Saya lahir dengan bantuan seorang dukun bayi (bukan dukun santet), yang tidak lain beliau masih saudara ipar dengan nenek saya. Beliau adalah mbah suminem (kalau ejaannya kurang paham, belum lihat KTP beliau). Rumahnya juga ada dibelakang rumah nenek, jadi begitulah kehidupan didesa, kiri kanan keluarga dan serba melengkapi. Saya juga tidak tahu persisnya bagaiman saya lahir, hanya saja saya mengetahui dari beberapa kali ibu cerita dan ayah cerita. Ingat kawan, ibu dan ayah kita tentu sangat mengingat darah dagingnya lahir, maka mintalah mereka untuk bercerita, walau kita sudah mendengarnya berkali-kali, tapi berkali-kali pula keduanya tak akan bosan bercerita dan akan membuatnya bahagia (membahagiakan orangutan dr hal-hal kecil). Saya lahir dalam keadaan sehat wal afiat, tanpa kekurangan suatu apapun. Ayah saya mengadzani dan mengiqomahi ditelingan kanan dan kiri secara bergantian. Dan jadilah keluarga dirumah menjadi ramai karena kehadiran saya.

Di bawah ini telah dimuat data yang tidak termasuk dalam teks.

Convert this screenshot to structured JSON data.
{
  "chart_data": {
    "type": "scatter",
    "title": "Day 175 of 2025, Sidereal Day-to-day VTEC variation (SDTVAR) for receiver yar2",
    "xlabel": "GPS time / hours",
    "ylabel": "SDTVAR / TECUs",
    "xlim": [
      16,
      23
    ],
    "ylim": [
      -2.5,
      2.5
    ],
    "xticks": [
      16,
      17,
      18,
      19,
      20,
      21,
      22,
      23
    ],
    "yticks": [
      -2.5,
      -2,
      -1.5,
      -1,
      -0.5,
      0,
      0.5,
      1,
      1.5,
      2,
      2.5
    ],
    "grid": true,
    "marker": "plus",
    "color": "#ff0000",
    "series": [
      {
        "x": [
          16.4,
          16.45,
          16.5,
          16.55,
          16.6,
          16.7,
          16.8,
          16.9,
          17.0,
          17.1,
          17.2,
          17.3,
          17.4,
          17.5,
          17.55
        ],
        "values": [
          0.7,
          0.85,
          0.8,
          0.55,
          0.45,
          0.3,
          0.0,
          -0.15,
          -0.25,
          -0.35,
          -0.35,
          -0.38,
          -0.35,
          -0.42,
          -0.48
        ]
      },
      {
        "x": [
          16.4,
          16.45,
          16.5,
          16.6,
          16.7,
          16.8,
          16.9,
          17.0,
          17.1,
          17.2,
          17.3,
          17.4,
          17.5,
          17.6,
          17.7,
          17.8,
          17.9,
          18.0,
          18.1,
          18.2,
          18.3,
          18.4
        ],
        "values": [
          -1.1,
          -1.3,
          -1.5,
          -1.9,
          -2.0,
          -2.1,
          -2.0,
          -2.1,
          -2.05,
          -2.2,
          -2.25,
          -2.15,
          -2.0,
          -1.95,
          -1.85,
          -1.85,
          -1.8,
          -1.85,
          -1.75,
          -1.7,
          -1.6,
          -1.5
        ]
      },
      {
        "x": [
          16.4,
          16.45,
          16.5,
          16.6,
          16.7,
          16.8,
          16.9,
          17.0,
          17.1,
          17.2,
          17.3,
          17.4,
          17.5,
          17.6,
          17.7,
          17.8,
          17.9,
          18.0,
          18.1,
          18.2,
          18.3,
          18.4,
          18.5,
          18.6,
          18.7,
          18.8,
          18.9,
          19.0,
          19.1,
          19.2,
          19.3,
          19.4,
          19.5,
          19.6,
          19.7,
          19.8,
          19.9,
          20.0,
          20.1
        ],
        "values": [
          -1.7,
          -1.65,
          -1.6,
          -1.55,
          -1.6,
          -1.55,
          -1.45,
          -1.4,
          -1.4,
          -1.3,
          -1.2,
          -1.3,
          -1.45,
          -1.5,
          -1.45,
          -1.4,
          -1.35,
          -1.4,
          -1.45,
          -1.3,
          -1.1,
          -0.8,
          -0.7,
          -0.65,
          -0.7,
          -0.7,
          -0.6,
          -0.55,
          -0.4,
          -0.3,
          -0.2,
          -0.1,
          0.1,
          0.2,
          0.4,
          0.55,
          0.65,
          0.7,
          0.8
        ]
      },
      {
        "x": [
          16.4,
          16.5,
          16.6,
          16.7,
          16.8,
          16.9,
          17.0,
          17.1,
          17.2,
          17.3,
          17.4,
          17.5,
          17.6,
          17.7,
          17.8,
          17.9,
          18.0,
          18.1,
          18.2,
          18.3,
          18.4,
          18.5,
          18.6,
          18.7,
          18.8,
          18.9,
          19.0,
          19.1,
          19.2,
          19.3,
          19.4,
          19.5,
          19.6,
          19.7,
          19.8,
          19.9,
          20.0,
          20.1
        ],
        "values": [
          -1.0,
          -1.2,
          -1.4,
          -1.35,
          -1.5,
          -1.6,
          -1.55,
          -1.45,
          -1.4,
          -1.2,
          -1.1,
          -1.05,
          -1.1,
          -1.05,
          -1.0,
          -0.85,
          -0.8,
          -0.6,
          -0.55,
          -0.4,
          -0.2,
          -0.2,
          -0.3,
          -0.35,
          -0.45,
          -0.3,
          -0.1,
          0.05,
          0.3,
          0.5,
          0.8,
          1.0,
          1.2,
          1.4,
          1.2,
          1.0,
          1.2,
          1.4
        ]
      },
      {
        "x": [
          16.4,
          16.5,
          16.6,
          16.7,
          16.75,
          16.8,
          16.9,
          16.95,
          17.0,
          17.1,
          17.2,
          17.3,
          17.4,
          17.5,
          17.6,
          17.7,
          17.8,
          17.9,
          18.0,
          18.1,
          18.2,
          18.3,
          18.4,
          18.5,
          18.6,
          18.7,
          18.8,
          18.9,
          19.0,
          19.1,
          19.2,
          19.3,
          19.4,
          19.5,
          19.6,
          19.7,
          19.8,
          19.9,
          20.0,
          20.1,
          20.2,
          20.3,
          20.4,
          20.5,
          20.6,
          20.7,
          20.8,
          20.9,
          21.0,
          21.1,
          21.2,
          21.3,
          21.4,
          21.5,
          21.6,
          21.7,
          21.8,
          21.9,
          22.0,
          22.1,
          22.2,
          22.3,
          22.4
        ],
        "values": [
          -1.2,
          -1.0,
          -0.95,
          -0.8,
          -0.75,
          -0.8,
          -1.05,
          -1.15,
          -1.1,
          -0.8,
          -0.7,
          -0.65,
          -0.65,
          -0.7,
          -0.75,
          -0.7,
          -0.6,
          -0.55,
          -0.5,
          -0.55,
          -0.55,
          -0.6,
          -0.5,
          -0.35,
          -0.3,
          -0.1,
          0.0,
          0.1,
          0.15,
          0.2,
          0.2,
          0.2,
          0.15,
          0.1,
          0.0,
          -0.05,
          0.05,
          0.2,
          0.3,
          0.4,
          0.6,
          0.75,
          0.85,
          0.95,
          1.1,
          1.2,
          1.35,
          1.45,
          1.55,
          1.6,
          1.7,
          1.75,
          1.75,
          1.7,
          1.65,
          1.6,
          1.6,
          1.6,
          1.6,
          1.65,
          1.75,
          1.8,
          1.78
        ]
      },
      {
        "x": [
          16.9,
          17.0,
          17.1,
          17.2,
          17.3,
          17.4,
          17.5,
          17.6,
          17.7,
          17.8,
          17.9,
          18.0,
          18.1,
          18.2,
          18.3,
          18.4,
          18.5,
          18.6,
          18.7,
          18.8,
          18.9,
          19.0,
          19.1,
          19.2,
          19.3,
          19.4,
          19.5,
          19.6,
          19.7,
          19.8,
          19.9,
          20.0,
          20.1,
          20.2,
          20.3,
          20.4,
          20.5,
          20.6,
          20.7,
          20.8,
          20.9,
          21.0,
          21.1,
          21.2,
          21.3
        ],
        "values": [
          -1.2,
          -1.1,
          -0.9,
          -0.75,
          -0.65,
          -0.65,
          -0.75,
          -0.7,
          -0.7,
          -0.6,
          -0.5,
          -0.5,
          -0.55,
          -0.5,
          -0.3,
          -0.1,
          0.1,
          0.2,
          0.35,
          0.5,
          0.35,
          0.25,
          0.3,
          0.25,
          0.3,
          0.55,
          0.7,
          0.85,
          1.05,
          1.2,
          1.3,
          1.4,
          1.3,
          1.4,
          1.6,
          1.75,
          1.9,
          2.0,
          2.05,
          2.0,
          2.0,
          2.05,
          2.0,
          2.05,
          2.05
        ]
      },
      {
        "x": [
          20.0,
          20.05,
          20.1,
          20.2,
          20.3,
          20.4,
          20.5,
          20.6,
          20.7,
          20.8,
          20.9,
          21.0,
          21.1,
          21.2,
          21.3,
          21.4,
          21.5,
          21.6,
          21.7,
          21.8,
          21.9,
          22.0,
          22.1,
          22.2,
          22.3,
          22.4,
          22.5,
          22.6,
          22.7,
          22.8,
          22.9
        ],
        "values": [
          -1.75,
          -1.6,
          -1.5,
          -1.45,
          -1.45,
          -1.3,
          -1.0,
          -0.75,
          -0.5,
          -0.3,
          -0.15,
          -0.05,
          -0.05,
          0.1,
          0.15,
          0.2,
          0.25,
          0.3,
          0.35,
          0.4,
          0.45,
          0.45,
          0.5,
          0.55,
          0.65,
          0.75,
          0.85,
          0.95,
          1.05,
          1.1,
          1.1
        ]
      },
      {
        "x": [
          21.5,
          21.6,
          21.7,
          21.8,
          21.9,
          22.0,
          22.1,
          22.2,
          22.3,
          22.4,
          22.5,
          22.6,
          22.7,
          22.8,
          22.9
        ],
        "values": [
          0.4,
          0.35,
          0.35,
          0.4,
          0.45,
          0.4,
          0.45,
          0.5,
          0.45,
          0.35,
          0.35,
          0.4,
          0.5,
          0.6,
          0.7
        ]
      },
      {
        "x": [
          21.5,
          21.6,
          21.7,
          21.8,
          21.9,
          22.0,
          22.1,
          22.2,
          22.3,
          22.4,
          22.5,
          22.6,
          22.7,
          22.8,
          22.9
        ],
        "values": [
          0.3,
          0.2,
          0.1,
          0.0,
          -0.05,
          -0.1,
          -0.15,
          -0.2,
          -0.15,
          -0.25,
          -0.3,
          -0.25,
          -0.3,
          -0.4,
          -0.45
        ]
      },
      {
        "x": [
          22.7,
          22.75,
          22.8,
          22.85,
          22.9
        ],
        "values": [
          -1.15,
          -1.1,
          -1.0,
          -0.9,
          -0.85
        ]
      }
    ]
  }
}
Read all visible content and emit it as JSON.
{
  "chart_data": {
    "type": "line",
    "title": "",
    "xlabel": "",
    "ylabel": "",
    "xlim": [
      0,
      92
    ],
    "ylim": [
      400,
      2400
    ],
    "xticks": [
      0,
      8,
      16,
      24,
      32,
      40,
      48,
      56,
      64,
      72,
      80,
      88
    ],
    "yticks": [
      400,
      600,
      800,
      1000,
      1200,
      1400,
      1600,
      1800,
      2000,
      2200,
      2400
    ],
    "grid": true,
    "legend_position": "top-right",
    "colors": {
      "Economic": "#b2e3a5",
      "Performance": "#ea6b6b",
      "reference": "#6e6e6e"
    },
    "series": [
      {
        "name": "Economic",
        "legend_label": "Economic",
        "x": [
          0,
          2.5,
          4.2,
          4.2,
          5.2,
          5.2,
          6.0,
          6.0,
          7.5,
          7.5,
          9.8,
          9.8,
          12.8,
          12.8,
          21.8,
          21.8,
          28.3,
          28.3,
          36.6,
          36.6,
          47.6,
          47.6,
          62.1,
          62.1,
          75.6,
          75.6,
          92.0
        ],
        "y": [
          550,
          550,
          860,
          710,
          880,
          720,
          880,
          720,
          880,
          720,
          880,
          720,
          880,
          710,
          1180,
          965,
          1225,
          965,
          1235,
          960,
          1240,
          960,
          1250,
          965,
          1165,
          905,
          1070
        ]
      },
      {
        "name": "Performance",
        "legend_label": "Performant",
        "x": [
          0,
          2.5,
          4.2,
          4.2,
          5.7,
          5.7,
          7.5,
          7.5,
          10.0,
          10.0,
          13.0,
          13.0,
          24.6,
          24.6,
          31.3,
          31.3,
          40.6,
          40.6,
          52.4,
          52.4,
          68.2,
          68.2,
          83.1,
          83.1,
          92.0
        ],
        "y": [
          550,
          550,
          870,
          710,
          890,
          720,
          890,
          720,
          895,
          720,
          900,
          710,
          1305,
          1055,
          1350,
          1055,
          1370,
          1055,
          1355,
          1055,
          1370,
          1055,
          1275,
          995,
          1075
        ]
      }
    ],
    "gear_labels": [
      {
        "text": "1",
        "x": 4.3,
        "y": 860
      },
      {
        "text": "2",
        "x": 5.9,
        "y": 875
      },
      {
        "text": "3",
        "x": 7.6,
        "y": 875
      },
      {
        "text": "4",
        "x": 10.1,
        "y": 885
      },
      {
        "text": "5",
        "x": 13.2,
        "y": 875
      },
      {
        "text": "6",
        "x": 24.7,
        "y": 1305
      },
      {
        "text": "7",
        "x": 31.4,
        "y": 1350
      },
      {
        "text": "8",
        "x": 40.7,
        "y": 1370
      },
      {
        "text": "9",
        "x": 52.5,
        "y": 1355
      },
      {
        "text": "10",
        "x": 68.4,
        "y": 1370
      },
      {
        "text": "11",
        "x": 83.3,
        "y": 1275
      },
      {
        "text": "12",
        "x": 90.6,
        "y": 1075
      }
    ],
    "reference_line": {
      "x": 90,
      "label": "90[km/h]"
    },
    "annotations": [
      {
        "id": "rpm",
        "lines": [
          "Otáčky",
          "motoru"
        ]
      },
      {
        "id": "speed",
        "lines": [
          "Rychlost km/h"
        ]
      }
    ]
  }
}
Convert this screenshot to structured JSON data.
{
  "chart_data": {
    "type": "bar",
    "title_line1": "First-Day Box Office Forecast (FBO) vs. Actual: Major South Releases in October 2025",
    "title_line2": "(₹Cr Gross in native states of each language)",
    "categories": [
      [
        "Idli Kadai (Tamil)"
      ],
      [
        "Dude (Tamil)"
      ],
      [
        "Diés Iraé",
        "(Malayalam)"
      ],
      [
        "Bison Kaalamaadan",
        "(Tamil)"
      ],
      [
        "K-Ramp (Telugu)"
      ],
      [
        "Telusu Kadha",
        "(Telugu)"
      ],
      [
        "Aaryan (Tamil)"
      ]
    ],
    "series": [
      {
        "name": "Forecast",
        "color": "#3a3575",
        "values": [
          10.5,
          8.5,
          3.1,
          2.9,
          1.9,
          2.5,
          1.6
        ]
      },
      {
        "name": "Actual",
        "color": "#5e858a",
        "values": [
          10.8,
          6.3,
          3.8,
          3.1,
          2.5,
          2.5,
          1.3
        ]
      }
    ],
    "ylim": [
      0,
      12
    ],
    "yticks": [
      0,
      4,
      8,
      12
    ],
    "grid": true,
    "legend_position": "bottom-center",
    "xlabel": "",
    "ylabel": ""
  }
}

Zaman dahulu, USG memang bukan barang langka, tetapi masih barang mahal, apalagi untuk keluarga ibu yang tergolong orang pas-pasan. Ayah saya adalah seorang karyawan perusahaan swasta, beliau bekerja sebagai mekanik Kapal laut, kapal barang. Beliau memiliki nama asli SUPIRAN, tetapi sewaktu menikah nama beliau menjadi lebih panjang yaitu SUPIRAN PUJO HARTONO. Sementara ibu saya adalah ibu rumah tangga, tidak boleh bekerja oleh bapak. Beliau bernama asli YATMI, dan dipernikahan yang sama pula namanya berubah menjadi YATMI SRI UTAMI, tetapi akhir-akhir ini kembali ke nama singkat beliau YATMI. Jadi ibupun saya tanya sudah adakah tanda-tanda mau punya anak laki2? Beliau hanya menjawab dengan polos, “ngimpi le, ngimpi ngukurungi jago, jagone bagus manut, jarene mbah lanang kuwi tanda anake lanang!” satu hikmah besar yang harus anda catat USG ZAMAN DAHULUADALAH MIMPI… :D
Kata ibu, saya ada itu 8bulan setelah beliau berdua menikah. Memang waktu yang cukup lama, dari situlah saya paham, seberapa berarti seorang anak setelah anda menikah kelak. Ketika saya tanya bagaimana bu’ ngelahirin, “rasane yo ra karuan le!” (rasanya tidak bisa digambarkan). Hati saya terdentum meriam, ibu ILU IMU INU (I love you, I miss you, I need you). Sungguh sebuah hal yang istimewa, ketika kita mengetahui proses kelahiran kita sendiri. Tentu banyak cerita dari kawan-kawan yang lebih menyentuh hati, sementara saya hanya sederhana, apa adanya dan setahu saya. Karena ibu bukanlah seorang sastrawati, atau pujangga yang pandai merangkai kata. Beliau adalah ibu sederhana yang mengajari saya dan anaknya tentang kesederhanaan, menanmkan pentingnya kejujuran. Sementara akses komunikasi dengan bapak memang terbatas oleh waktu, satu hal kawan, syukuri semuanya ALHAMDULILLAH…. Yang ingin saya ajakkan kali ini, mari flashback sebentar tentang masa-masa lalu kita, itu akan menghidupkan hari, menambah koreksi, menajamkan ingatan, melatih kepekaan, dan selalu menjadi proses belajar tiada henti sampai mati. Semoga bermanfaat, salam dari Sang Penggembala, Tyas Haryadi…. ^_^
Saya lahir dengan bantuan seorang dukun bayi (bukan dukun santet), yang tidak lain beliau masih saudara ipar dengan nenek saya. Beliau adalah mbah suminem (kalau ejaannya kurang paham, belum lihat KTP beliau). Rumahnya juga ada dibelakang rumah nenek, jadi begitulah kehidupan didesa, kiri kanan keluarga dan serba melengkapi. Saya juga tidak tahu persisnya bagaiman saya lahir, hanya saja saya mengetahui dari beberapa kali ibu cerita dan ayah cerita. Ingat kawan, ibu dan ayah kita tentu sangat mengingat darah dagingnya lahir, maka mintalah mereka untuk bercerita, walau kita sudah mendengarnya berkali-kali, tapi berkali-kali pula keduanya tak akan bosan bercerita dan akan membuatnya bahagia (membahagiakan orangutan dr hal-hal kecil). Saya lahir dalam keadaan sehat wal afiat, tanpa kekurangan suatu apapun. Ayah saya mengadzani dan mengiqomahi ditelingan kanan dan kiri secara bergantian. Dan jadilah keluarga dirumah menjadi ramai karena kehadiran saya.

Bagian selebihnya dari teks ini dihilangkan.